India is the world’s largest democracy with arguably one of the most thorough constitutions. Our constitution is written for a multicultural population on the foundations of justice, equality, liberty and fraternity. Traditionally, schools in India taught students about the constitution through a subject popularly known as ‘Civics.’ The Civics curriculum across Indian boards has focused more on the theory of our government bodies, their functions, and parliamentary processes. One of the primary limitations of the Civics curriculum is that it makes limited connections to the current lives of students. It is seen and taught as something students must know about how the government functions.
Citizenship Education is the more practical and experiential cousin of the Civics curriculum. It focuses on teaching students about their rights, duties, and responsibilities towards our constitutional values by engaging them in the world around them. For instance, in Civics students learn that Article 15 of the Indian Constitution prohibits discrimination on the grounds of religion, race, caste, sex, or place of birth. In a Citizenship Education program, along with learning what the constitution says, students dive deep into what discrimination based on these factors look like around them. They engage in research methods such as looking at the literature of discrimination, conducting surveys and interviews, analyzing the data and then coming up with a solution.

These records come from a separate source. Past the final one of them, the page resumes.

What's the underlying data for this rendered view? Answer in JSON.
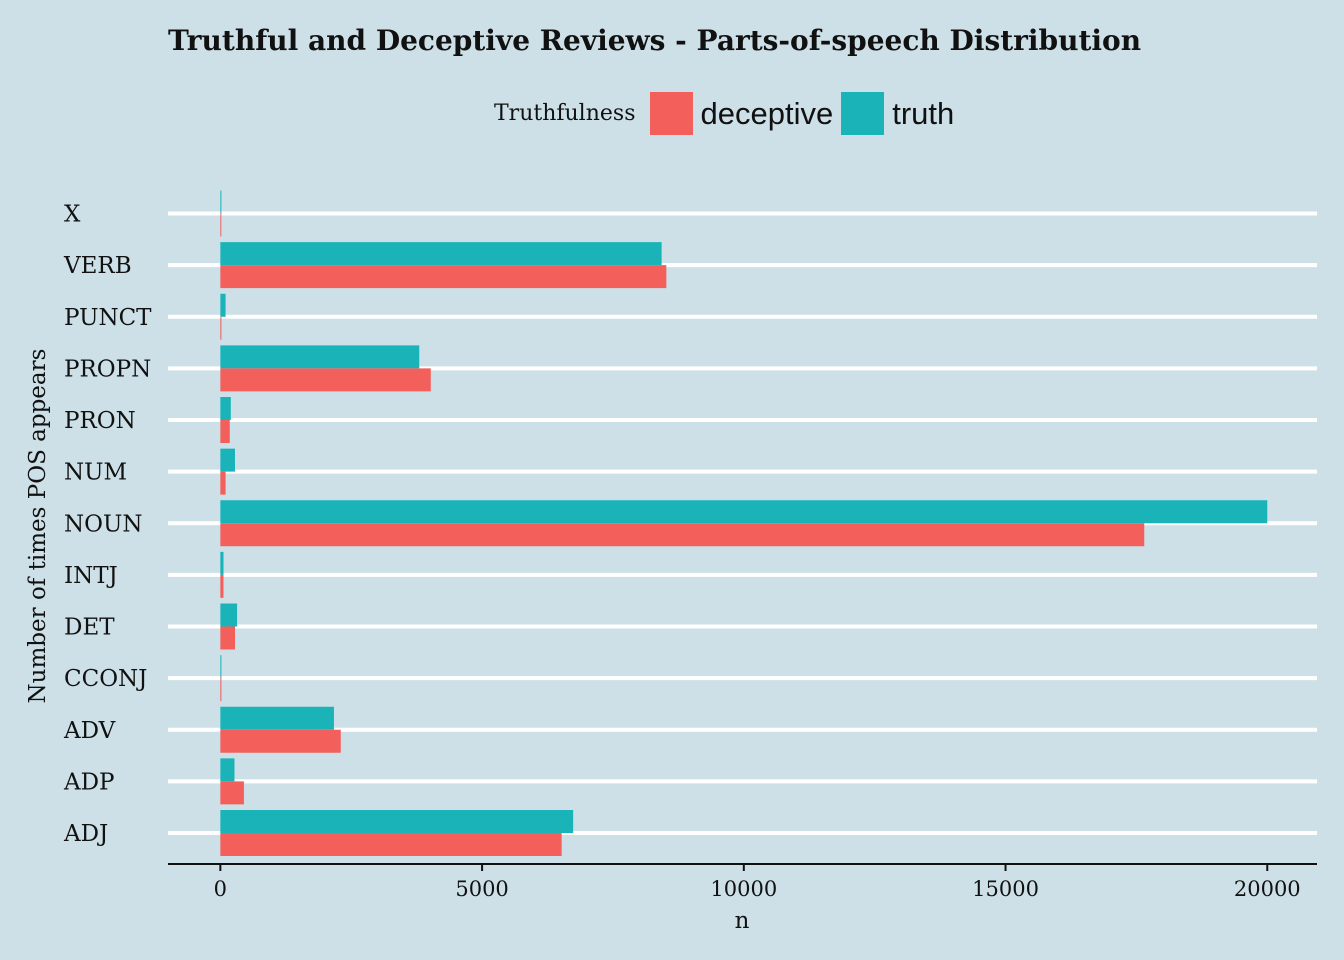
{
  "chart_data": {
    "type": "bar",
    "orientation": "horizontal",
    "title": "Truthful and Deceptive Reviews - Parts-of-speech Distribution",
    "xlabel": "n",
    "ylabel": "Number of times POS appears",
    "categories": [
      "ADJ",
      "ADP",
      "ADV",
      "CCONJ",
      "DET",
      "INTJ",
      "NOUN",
      "NUM",
      "PRON",
      "PROPN",
      "PUNCT",
      "VERB",
      "X"
    ],
    "series": [
      {
        "name": "deceptive",
        "color": "#f35f5b",
        "values": [
          6520,
          450,
          2300,
          20,
          280,
          60,
          17650,
          100,
          180,
          4020,
          20,
          8520,
          5
        ]
      },
      {
        "name": "truth",
        "color": "#1ab4b8",
        "values": [
          6740,
          270,
          2170,
          20,
          320,
          60,
          20000,
          280,
          200,
          3800,
          100,
          8430,
          20
        ]
      }
    ],
    "xlim": [
      -1000,
      20950
    ],
    "xticks": [
      0,
      5000,
      10000,
      15000,
      20000
    ],
    "xtick_labels": [
      "0",
      "5000",
      "10000",
      "15000",
      "20000"
    ],
    "legend": {
      "title": "Truthfulness",
      "position": "top"
    },
    "grid": "major horizontal lines"
  }
}
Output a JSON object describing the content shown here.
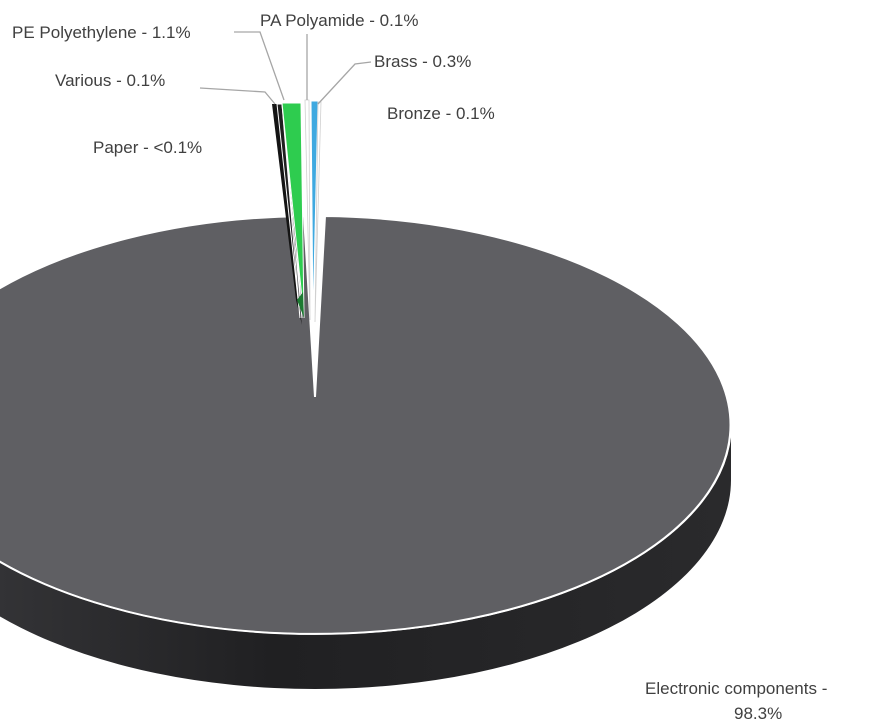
{
  "chart_data": {
    "type": "pie",
    "style": "3d-exploded",
    "title": "",
    "slices": [
      {
        "name": "Electronic components",
        "value": 98.3,
        "label": "Electronic components -",
        "label2": "98.3%",
        "color": "#5f5f63"
      },
      {
        "name": "Paper",
        "value": 0.05,
        "label": "Paper - <0.1%",
        "color": "#1f1f1f"
      },
      {
        "name": "Various",
        "value": 0.1,
        "label": "Various - 0.1%",
        "color": "#141414"
      },
      {
        "name": "PE Polyethylene",
        "value": 1.1,
        "label": "PE Polyethylene - 1.1%",
        "color": "#2ecc4f"
      },
      {
        "name": "PA Polyamide",
        "value": 0.1,
        "label": "PA Polyamide - 0.1%",
        "color": "#ffffff"
      },
      {
        "name": "Brass",
        "value": 0.3,
        "label": "Brass - 0.3%",
        "color": "#3fa9e0"
      },
      {
        "name": "Bronze",
        "value": 0.1,
        "label": "Bronze - 0.1%",
        "color": "#ffffff"
      }
    ]
  }
}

In today’s world, Citizenship Education is a must for students across ages and boards not just in India but around the world. If we want to leave our children in a world better than what they inherited, they must learn to practically exercise their rights and duties through democratic and inclusive actions. For Citizenship Education to work effectively, schools need two important components: a solid foundational theory program and a project-based action program. For students to be change makers who solve complex problems, it is important for them to study the root of problems in the context of constitutional principles. Understanding the problem deeply, not only helps students to connect to it better, but they are also able to see its contextual reality. Additionally it gives them an opportunity to learn about what solutions have worked in the past and what needs to change. The action component of Citizenship Education allows students to build the skills required to create change. These range from goal setting and planning to advocating and presenting ideas to large groups of people.
Children who participate in Citizenship Education benefit a great deal from it. It makes children aware of problems around them at a community level that needs to be addressed. This could range from lack of infrastructure for people with disabilities in their vicinity, welfare of stray animals, ill-treatment of people from low-income communities and more. It also makes them better aware of our constitutional rights and duties and what we can do about them. Lastly, and most importantly, it helps them become active citizens. Active citizens are people who participate and engage in their communities, taking an active role in making positive changes and contributing to society through actions such as volunteering, advocating for causes they believe in, and participating in civic activities.
Overall, Citizenship Education is the beacon of hope that will enable our young students to be compassionate and driven individuals who operate with a strong purpose and commitment to their country and world.